Camille swept the thought away hastily, pushing his hair back in nervous agitation, as if someone were in the room with him. He seemed to hear Robespierre’s voice drifting across a cold spring day in 1790: “Once you bestow affection on a person, reason flies out of the window. Look at the Comte de Mirabeau—objectively, if you can, for a moment. The way he lives, his words, his actions, put me on my guard immediately—then I apply a little thought, and I discover that the man is wholly given over to self-aggrandizement. Now why can’t you come to this conclusion, because it’s plain enough? You don’t yield to your feelings in other respects, when they run counter to your larger aims; for instance, you’re frightened of speaking in public, but you don’t let it stop you. Then, like that—you have to be ruthless with your feelings.”
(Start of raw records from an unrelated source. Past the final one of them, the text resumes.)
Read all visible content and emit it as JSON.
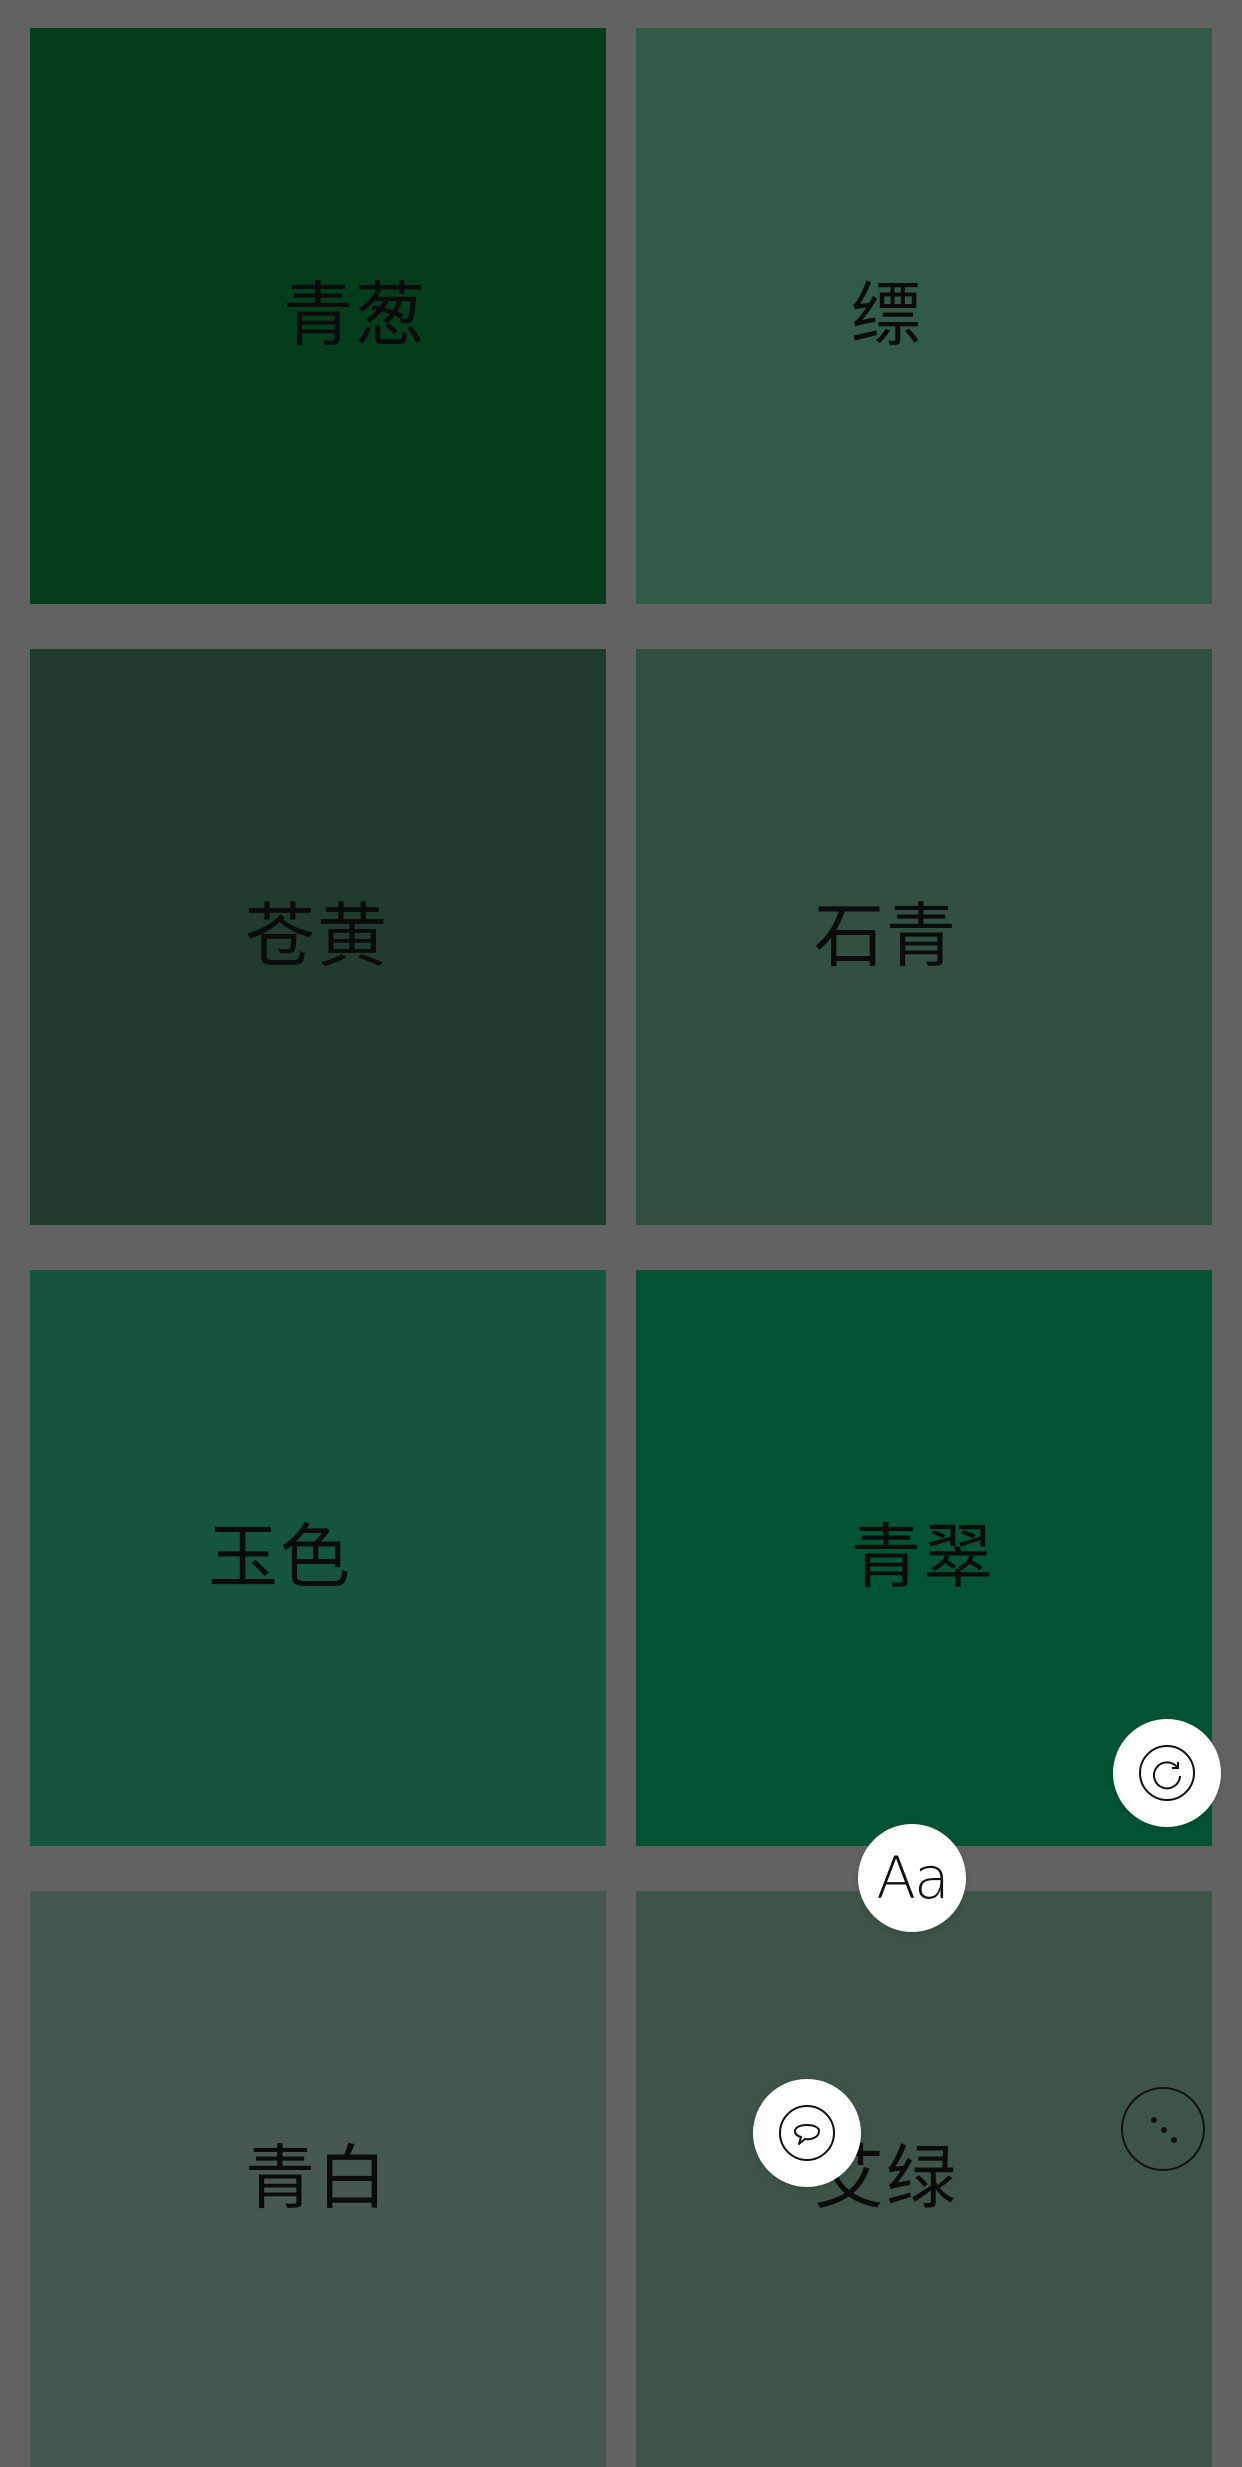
{
  "tiles": [
    {
      "name": "青葱",
      "color": "#053c1c"
    },
    {
      "name": "缥",
      "color": "#325b47"
    },
    {
      "name": "苍黄",
      "color": "#213c2e"
    },
    {
      "name": "石青",
      "color": "#315042"
    },
    {
      "name": "玉色",
      "color": "#145440"
    },
    {
      "name": "青翠",
      "color": "#005432"
    },
    {
      "name": "青白",
      "color": "#475852"
    },
    {
      "name": "艾绿",
      "color": "#3e5449"
    }
  ],
  "buttons": {
    "font": {
      "label": "Aa",
      "icon": "font-icon"
    },
    "refresh": {
      "icon": "refresh-icon"
    },
    "comment": {
      "icon": "speech-bubble-icon"
    },
    "more": {
      "icon": "more-dots-icon"
    }
  }
}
Suppose he found that persistent unsparing voice at his elbow one day, claiming that Danton lacked probity; he had an answer, pat, not a logical one, but one sufficiently chilling to put logic in abeyance. To question Danton’s patriotism was to cast in doubt the whole Revolution. A tree is known by its fruits, and Danton made August 10. First he made the republic of the Cordeliers, then he made the Republic of France. If Danton is not a patriot, then we have been criminally negligent in the nation’s affairs. If Danton is not a patriot, we are not patriots either. If Danton is not a patriot, then the whole thing—from May ’89—must be done again.